L’ancien président de la République démocratique du Congo (RDC), Joseph Kabila, longtemps resté silencieux, vient d’annoncer son intention de rentrer au pays après près de deux (2) ans d’absence.
Accusé sans vergogne d’être le véritable leader de la tristement célèbre Alliance du fleuve Congo (AFC/M-23), Joseph Kabila, trop taiseux, a multiplié les apparitions et annonces médiatiques ces derniers mois. Dans une interview accordée à Jeune Afrique, l’« homme fort de Kingakati » a promis de revenir bientôt au pays, et notamment à partir de l’est.
Cette annonce de retour suscite une vive polémique au sein de l’opinion publique congolaise. Soupçonné de parrainer la rébellion, Joseph Kabila « renforce, voire confirme, les accusations portées contre lui », estime un analyste politique contacté par ACTU7.CD.
Non officiellement recherché ni ciblé par la justice congolaise ni par les services spéciaux, Joseph Kabila « pourrait choisir n’importe quelle ville de l’est (Beni, Butembo, Kisangani) pour entrer en RDC », suggère un internaute, qui dit ne pas « comprendre pourquoi on pense que Kabila s’installera dans les villes conquises par les rebelles ».
Seul ancien président de la République encore en vie, Joseph Kabila est « sénateur à vie », conformément à la Constitution congolaise.
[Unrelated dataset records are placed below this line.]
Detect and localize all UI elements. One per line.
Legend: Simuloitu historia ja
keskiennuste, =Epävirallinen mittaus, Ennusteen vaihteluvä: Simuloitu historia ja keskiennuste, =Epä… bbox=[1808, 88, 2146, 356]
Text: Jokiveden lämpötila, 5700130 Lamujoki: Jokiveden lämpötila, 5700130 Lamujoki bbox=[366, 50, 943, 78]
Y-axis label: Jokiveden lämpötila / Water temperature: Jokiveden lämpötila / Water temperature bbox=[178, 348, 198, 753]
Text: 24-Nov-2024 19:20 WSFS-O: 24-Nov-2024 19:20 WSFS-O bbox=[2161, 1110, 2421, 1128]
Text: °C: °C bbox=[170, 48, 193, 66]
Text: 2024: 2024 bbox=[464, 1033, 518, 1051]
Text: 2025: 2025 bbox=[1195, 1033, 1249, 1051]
Depuis son départ du pouvoir en 2019, il n’a siégé qu’une seule fois au Sénat. Durant le premier mandat de son successeur, Joseph Kabila, fidèle à lui-même, était resté d’un silence assourdissant jusqu’à son apparition dans une vidéo s’adressant aux journalistes à son arrivée en Namibie pour les funérailles de l’ancien président Sam Nujoma, il y a quelques mois.